Yanks, healing after sweep
Associated Press
NEW YORK
They had stumbled into October, playing the last two months of the season as if they were just another team, failing at the plate and on the mound uncharacteristically often.
For only the third time in their proud history, and the first since 1944, they failed to hold on after leading on Labor Day.
But now, as the weather turns crisp, the New York Yankees have regained their sharpness of the first four months, once again looking like the World Series champions of old in their first-round sweep of the Minnesota Twins.
“In here, we were never worried about that stuff,” Nick Swisher said Saturday night after the Yankees swept the Twins to advance to an AL championship series matchup against Texas or Tampa Bay. “I think in the postseason, experience plays a huge factor, and we have a lot of it in this clubhouse.”
New York was 66-37 through July before going 29-30 the rest of the way as numerous players wound up in the trainer’s room and some on the disabled list.

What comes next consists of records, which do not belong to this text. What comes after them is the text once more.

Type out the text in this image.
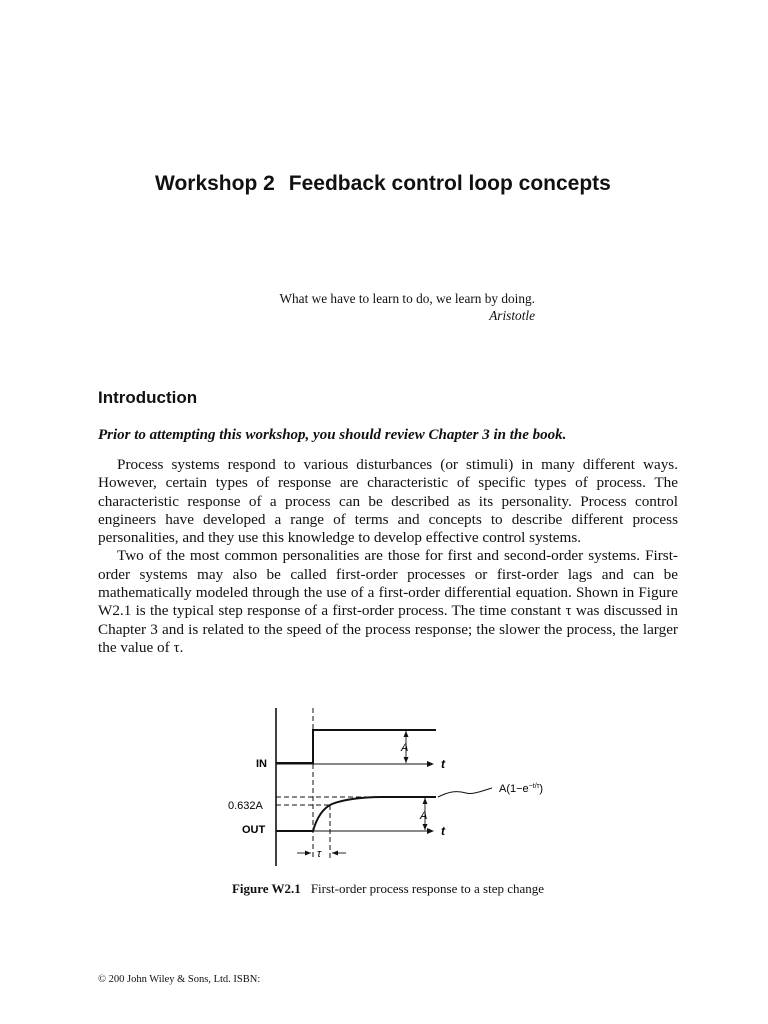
Workshop 2 Feedback control loop concepts
What we have to learn to do, we learn by doing.
Aristotle
Introduction
Prior to attempting this workshop, you should review Chapter 3 in the book.

Process systems respond to various disturbances (or stimuli) in many different ways. However, certain types of response are characteristic of specific types of process. The characteristic response of a process can be described as its personality. Process control engineers have developed a range of terms and concepts to describe different process personalities, and they use this knowledge to develop effective control systems.

Two of the most common personalities are those for first and second-order systems. First-order systems may also be called first-order processes or first-order lags and can be mathematically modeled through the use of a first-order differential equation. Shown in Figure W2.1 is the typical step response of a first-order process. The time constant τ was discussed in Chapter 3 and is related to the speed of the process response; the slower the process, the larger the value of τ.

IN
0.632A
OUT
t
t
A
A
τ
$A(1-e^{-t/\tau})$
Figure W2.1 First-order process response to a step change
© 200 John Wiley & Sons, Ltd. ISBN:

Andy Pettitte was sidelined from July 18 to Sept. 19 because of a strained left groin, and Alex Rodriguez was out from Aug. 20 to Sept. 5 with a strained left calf. Not long after he was acquired from Houston at the July 31 trade deadline, Lance Berkman spent two weeks on the disabled list with a sprained right ankle.
Mark Teixeira has played with a broken pinky toe on his right foot since being hit by a pitch from Oakland’s Vin Mazzaro on Aug. 31. A few days earlier, Teixeira injured his right thumb on a fielding play, an injury that eventually required a shot of painkiller.
Brett Gardner had a sore right wrist that needed a cortisone shot in mid-September, around the same time Swisher received a cortisone shot in his sore left knee.